File photo. Arif Ali—AFP

There should be no room for violence in Pakistan’s educational institutions

The regular occurrences of violence by Pakistan’s lawyers and doctors can be traced back to their schooling, as seen on Jan. 23, when 15 students of the Punjab University were injured following a clash between two rival groups. Following the violence, police moved in and arrested 196 students—mostly members of the Baloch and Pashtun ethnicities. According to reports, the violence had been brewing for five years with Punjabi students often facing off against their Baloch and Pashtun class fellows at the urging of the Islami Jamiat Tulaba.

During the 1980s, parents in Pakistan had campaigned for an end to student unions across college campuses to save their children from being scarred by violence. Several of Pakistan’s current political lot emerged from such political groups, including the erstwhile leader of the MQM, Altaf Hussain. Then, 35 years ago, General Ziaul Haq banned student politics on college and university campuses. However, despite the ban, the dominance of the Jamaat-e-Islami remained intact in the shape of the Islami Jamiat Tulaba, uncontested by students who had no other unions to represent their majority opinion. The Jamiat produced its “great leaders” like Qazi Husain Ahmad who later played big roles in national politics and military strategy. The unions were gone but the Jamiat was in control of most state-run campuses. University administrations controlled the campuses in tandem with the Jamiat leadership that occasionally defied the Jamaat as well while exercising its extralegal power.

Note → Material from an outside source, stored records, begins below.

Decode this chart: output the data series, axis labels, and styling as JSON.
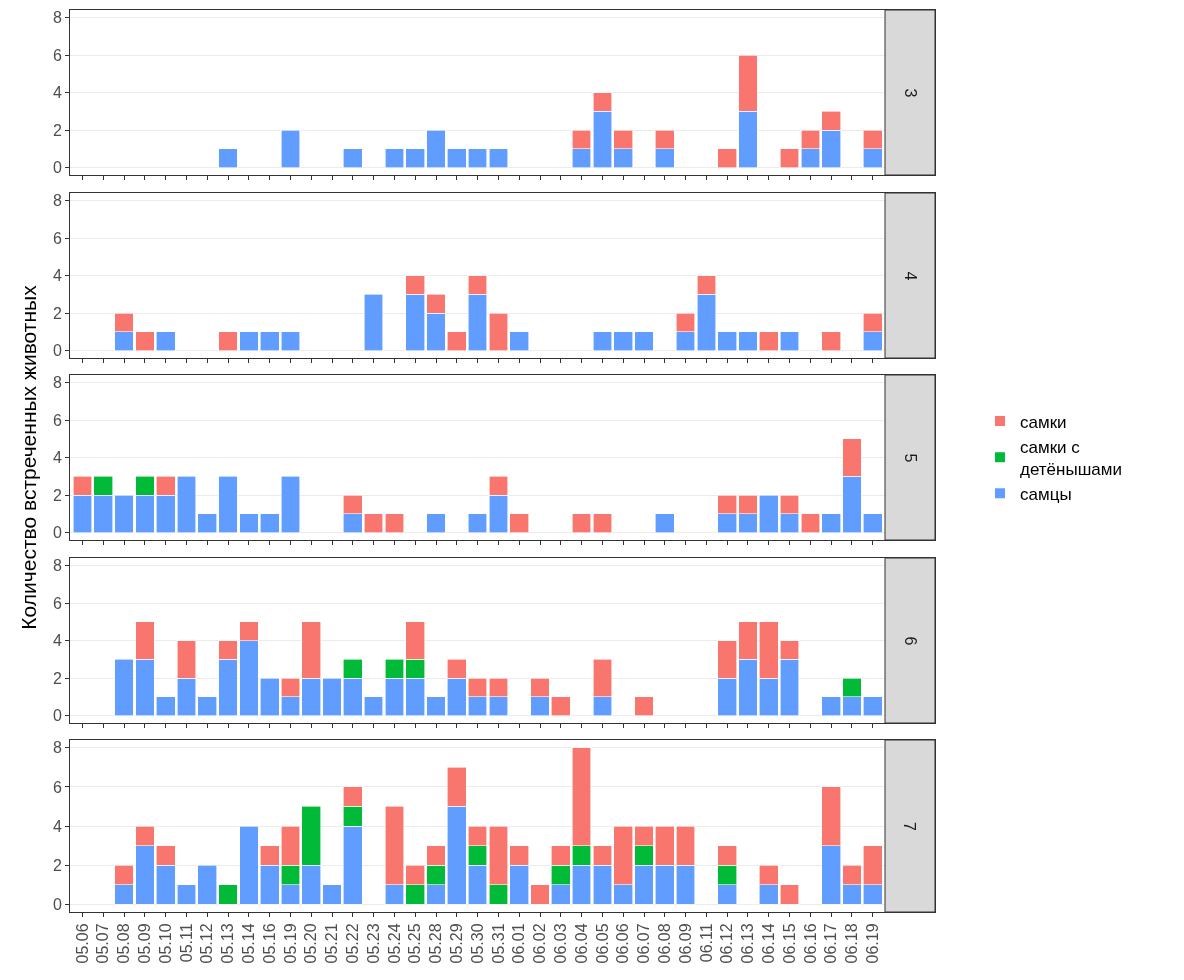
{
  "chart_data": [
    {
      "type": "bar",
      "annotations": [
        "3"
      ],
      "stacked": true,
      "grid": "y",
      "legend": false,
      "tick_labels": "y",
      "ylim": [
        -0.4,
        8.4
      ],
      "yticks": [
        0,
        2,
        4,
        6,
        8
      ],
      "categories": [
        "05.06",
        "05.07",
        "05.08",
        "05.09",
        "05.10",
        "05.11",
        "05.12",
        "05.13",
        "05.14",
        "05.16",
        "05.19",
        "05.20",
        "05.21",
        "05.22",
        "05.23",
        "05.24",
        "05.25",
        "05.28",
        "05.29",
        "05.30",
        "05.31",
        "06.01",
        "06.02",
        "06.03",
        "06.04",
        "06.05",
        "06.06",
        "06.07",
        "06.08",
        "06.09",
        "06.11",
        "06.12",
        "06.13",
        "06.14",
        "06.15",
        "06.16",
        "06.17",
        "06.18",
        "06.19"
      ],
      "series": [
        {
          "color": "#619cff",
          "values": [
            null,
            null,
            null,
            null,
            null,
            null,
            null,
            1,
            null,
            null,
            2,
            null,
            null,
            1,
            null,
            1,
            1,
            2,
            1,
            1,
            1,
            null,
            null,
            null,
            1,
            3,
            1,
            null,
            1,
            null,
            null,
            null,
            3,
            null,
            null,
            1,
            2,
            null,
            1
          ]
        },
        {
          "color": "#f8766d",
          "values": [
            null,
            null,
            null,
            null,
            null,
            null,
            null,
            null,
            null,
            null,
            null,
            null,
            null,
            null,
            null,
            null,
            null,
            null,
            null,
            null,
            null,
            null,
            null,
            null,
            1,
            1,
            1,
            null,
            1,
            null,
            null,
            1,
            3,
            null,
            1,
            1,
            1,
            null,
            1
          ]
        }
      ]
    },
    {
      "type": "bar",
      "annotations": [
        "4"
      ],
      "stacked": true,
      "grid": "y",
      "legend": false,
      "tick_labels": "y",
      "ylim": [
        -0.4,
        8.4
      ],
      "yticks": [
        0,
        2,
        4,
        6,
        8
      ],
      "categories": [
        "05.06",
        "05.07",
        "05.08",
        "05.09",
        "05.10",
        "05.11",
        "05.12",
        "05.13",
        "05.14",
        "05.16",
        "05.19",
        "05.20",
        "05.21",
        "05.22",
        "05.23",
        "05.24",
        "05.25",
        "05.28",
        "05.29",
        "05.30",
        "05.31",
        "06.01",
        "06.02",
        "06.03",
        "06.04",
        "06.05",
        "06.06",
        "06.07",
        "06.08",
        "06.09",
        "06.11",
        "06.12",
        "06.13",
        "06.14",
        "06.15",
        "06.16",
        "06.17",
        "06.18",
        "06.19"
      ],
      "series": [
        {
          "color": "#619cff",
          "values": [
            null,
            null,
            1,
            null,
            1,
            null,
            null,
            null,
            1,
            1,
            1,
            null,
            null,
            null,
            3,
            null,
            3,
            2,
            null,
            3,
            null,
            1,
            null,
            null,
            null,
            1,
            1,
            1,
            null,
            1,
            3,
            1,
            1,
            null,
            1,
            null,
            null,
            null,
            1
          ]
        },
        {
          "color": "#f8766d",
          "values": [
            null,
            null,
            1,
            1,
            null,
            null,
            null,
            1,
            null,
            null,
            null,
            null,
            null,
            null,
            null,
            null,
            1,
            1,
            1,
            1,
            2,
            null,
            null,
            null,
            null,
            null,
            null,
            null,
            null,
            1,
            1,
            null,
            null,
            1,
            null,
            null,
            1,
            null,
            1
          ]
        }
      ]
    },
    {
      "type": "bar",
      "annotations": [
        "5"
      ],
      "ylabel": "Количество встреченных животных",
      "stacked": true,
      "grid": "y",
      "legend": "right",
      "tick_labels": "y",
      "ylim": [
        -0.4,
        8.4
      ],
      "yticks": [
        0,
        2,
        4,
        6,
        8
      ],
      "categories": [
        "05.06",
        "05.07",
        "05.08",
        "05.09",
        "05.10",
        "05.11",
        "05.12",
        "05.13",
        "05.14",
        "05.16",
        "05.19",
        "05.20",
        "05.21",
        "05.22",
        "05.23",
        "05.24",
        "05.25",
        "05.28",
        "05.29",
        "05.30",
        "05.31",
        "06.01",
        "06.02",
        "06.03",
        "06.04",
        "06.05",
        "06.06",
        "06.07",
        "06.08",
        "06.09",
        "06.11",
        "06.12",
        "06.13",
        "06.14",
        "06.15",
        "06.16",
        "06.17",
        "06.18",
        "06.19"
      ],
      "series": [
        {
          "name": "самцы",
          "color": "#619cff",
          "values": [
            2,
            2,
            2,
            2,
            2,
            3,
            1,
            3,
            1,
            1,
            3,
            null,
            null,
            1,
            null,
            null,
            null,
            1,
            null,
            1,
            2,
            null,
            null,
            null,
            null,
            null,
            null,
            null,
            1,
            null,
            null,
            1,
            1,
            2,
            1,
            null,
            1,
            3,
            1
          ]
        },
        {
          "name": "самки с детёнышами",
          "color": "#00ba38",
          "values": [
            null,
            1,
            null,
            1,
            null,
            null,
            null,
            null,
            null,
            null,
            null,
            null,
            null,
            null,
            null,
            null,
            null,
            null,
            null,
            null,
            null,
            null,
            null,
            null,
            null,
            null,
            null,
            null,
            null,
            null,
            null,
            null,
            null,
            null,
            null,
            null,
            null,
            null,
            null
          ]
        },
        {
          "name": "самки",
          "color": "#f8766d",
          "values": [
            1,
            null,
            null,
            null,
            1,
            null,
            null,
            null,
            null,
            null,
            null,
            null,
            null,
            1,
            1,
            1,
            null,
            null,
            null,
            null,
            1,
            1,
            null,
            null,
            1,
            1,
            null,
            null,
            null,
            null,
            null,
            1,
            1,
            null,
            1,
            1,
            null,
            2,
            null
          ]
        }
      ]
    },
    {
      "type": "bar",
      "annotations": [
        "6"
      ],
      "stacked": true,
      "grid": "y",
      "legend": false,
      "tick_labels": "y",
      "ylim": [
        -0.4,
        8.4
      ],
      "yticks": [
        0,
        2,
        4,
        6,
        8
      ],
      "categories": [
        "05.06",
        "05.07",
        "05.08",
        "05.09",
        "05.10",
        "05.11",
        "05.12",
        "05.13",
        "05.14",
        "05.16",
        "05.19",
        "05.20",
        "05.21",
        "05.22",
        "05.23",
        "05.24",
        "05.25",
        "05.28",
        "05.29",
        "05.30",
        "05.31",
        "06.01",
        "06.02",
        "06.03",
        "06.04",
        "06.05",
        "06.06",
        "06.07",
        "06.08",
        "06.09",
        "06.11",
        "06.12",
        "06.13",
        "06.14",
        "06.15",
        "06.16",
        "06.17",
        "06.18",
        "06.19"
      ],
      "series": [
        {
          "color": "#619cff",
          "values": [
            null,
            null,
            3,
            3,
            1,
            2,
            1,
            3,
            4,
            2,
            1,
            2,
            2,
            2,
            1,
            2,
            2,
            1,
            2,
            1,
            1,
            null,
            1,
            null,
            null,
            1,
            null,
            null,
            null,
            null,
            null,
            2,
            3,
            2,
            3,
            null,
            1,
            1,
            1
          ]
        },
        {
          "color": "#00ba38",
          "values": [
            null,
            null,
            null,
            null,
            null,
            null,
            null,
            null,
            null,
            null,
            null,
            null,
            null,
            1,
            null,
            1,
            1,
            null,
            null,
            null,
            null,
            null,
            null,
            null,
            null,
            null,
            null,
            null,
            null,
            null,
            null,
            null,
            null,
            null,
            null,
            null,
            null,
            1,
            null
          ]
        },
        {
          "color": "#f8766d",
          "values": [
            null,
            null,
            null,
            2,
            null,
            2,
            null,
            1,
            1,
            null,
            1,
            3,
            null,
            null,
            null,
            null,
            2,
            null,
            1,
            1,
            1,
            null,
            1,
            1,
            null,
            2,
            null,
            1,
            null,
            null,
            null,
            2,
            2,
            3,
            1,
            null,
            null,
            null,
            null
          ]
        }
      ]
    },
    {
      "type": "bar",
      "annotations": [
        "7"
      ],
      "stacked": true,
      "grid": "y",
      "legend": false,
      "ylim": [
        -0.4,
        8.4
      ],
      "yticks": [
        0,
        2,
        4,
        6,
        8
      ],
      "categories": [
        "05.06",
        "05.07",
        "05.08",
        "05.09",
        "05.10",
        "05.11",
        "05.12",
        "05.13",
        "05.14",
        "05.16",
        "05.19",
        "05.20",
        "05.21",
        "05.22",
        "05.23",
        "05.24",
        "05.25",
        "05.28",
        "05.29",
        "05.30",
        "05.31",
        "06.01",
        "06.02",
        "06.03",
        "06.04",
        "06.05",
        "06.06",
        "06.07",
        "06.08",
        "06.09",
        "06.11",
        "06.12",
        "06.13",
        "06.14",
        "06.15",
        "06.16",
        "06.17",
        "06.18",
        "06.19"
      ],
      "series": [
        {
          "color": "#619cff",
          "values": [
            null,
            null,
            1,
            3,
            2,
            1,
            2,
            null,
            4,
            2,
            1,
            2,
            1,
            4,
            null,
            1,
            null,
            1,
            5,
            2,
            null,
            2,
            null,
            1,
            2,
            2,
            1,
            2,
            2,
            2,
            null,
            1,
            null,
            1,
            null,
            null,
            3,
            1,
            1
          ]
        },
        {
          "color": "#00ba38",
          "values": [
            null,
            null,
            null,
            null,
            null,
            null,
            null,
            1,
            null,
            null,
            1,
            3,
            null,
            1,
            null,
            null,
            1,
            1,
            null,
            1,
            1,
            null,
            null,
            1,
            1,
            null,
            null,
            1,
            null,
            null,
            null,
            1,
            null,
            null,
            null,
            null,
            null,
            null,
            null
          ]
        },
        {
          "color": "#f8766d",
          "values": [
            null,
            null,
            1,
            1,
            1,
            null,
            null,
            null,
            null,
            1,
            2,
            null,
            null,
            1,
            null,
            4,
            1,
            1,
            2,
            1,
            3,
            1,
            1,
            1,
            5,
            1,
            3,
            1,
            2,
            2,
            null,
            1,
            null,
            1,
            1,
            null,
            3,
            1,
            2
          ]
        }
      ]
    }
  ]
}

The unions, with a strong presence of “student wings” of political parties, were nothing but trouble and often resulted in violence between students. Because of the dominance of small-city “mufassil” students, who inhabited the hostels and thus became a permanent presence on campuses, the Jamiat controlled the administration through the “ideology” of violence. Today, it has become more menacing because of its “ethnic” nature. The “normal” student has to resort to the private sector to educate himself as state-run universities become less and less competent as teaching institutions. The state must act to clear the campuses of violent hangers-on and open them for genuine students.